Identification of novel salt stress-responsive microRNAs through sequencing and bioinformatic analysis in a unique halophilic Dunaliella salina strain

Dunaliella salina is a classic halophilic alga. However, its molecular mechanisms in response to high salinity at the post transcriptional level remain unknown.
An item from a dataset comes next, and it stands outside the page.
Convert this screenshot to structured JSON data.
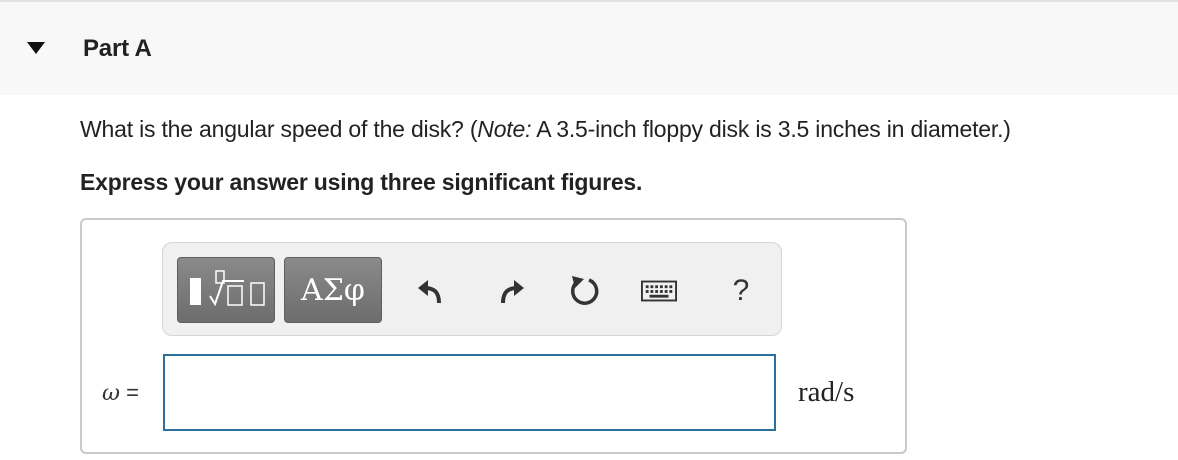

A unique halophilic alga strain, DS-CN1, was screened from four D. salina strains via cell biological, physiological, and biochemical methods. High-throughput sequencing of small RNAs (sRNAs) of DS-CN1 in culture medium containing 3.42-mol/L NaCl (SS group) or 0.05-mol/L NaCl (CO group) was performed on the BGISEQ-500 platform. The annotation and sequences of D. salina sRNAs were profiled. Altogether, 44 novel salt stress-responsive microRNAs (miRNAs) with a relatively high C content, with the majority of them being 24 nt in length, were identified and characterized in DS-CN1. Twenty-one differentially expressed miRNAs (DEMs) in SS and CO were screened via bioinformatic analysis. A total of 319 putative salt stress-related genes targeted (104 overlapping genes) by novel miRNAs in this alga were screened based on our previous transcriptome sequencing research. Furthermore, these target genes were classified and enriched by GO and KEGG pathway analysis. Moreover, 5 novel DEMs (dsa-mir3, dsa-mir16, dsa-mir17, and dsa-mir26 were significantly upregulated, and dsa-mir40 was significantly downregulated) and their corresponding 10 target genes involved in the 6 significantly enriched metabolic pathways were verified by quantitative real-time PCR. Next, their regulatory relationships were comprehensively analyzed. Lastly, a unique salt stress response metabolic network was constructed based on the novel DEM-target gene pairs. Taken together, our results suggest that 44 novel salt stress-responsive microRNAs were identified, and 4 of them might play important roles in D. salina upon salinity stress and contribute to clarify its distinctive halophilic feature. Our study will shed light on the regulatory mechanisms of salt stress responses.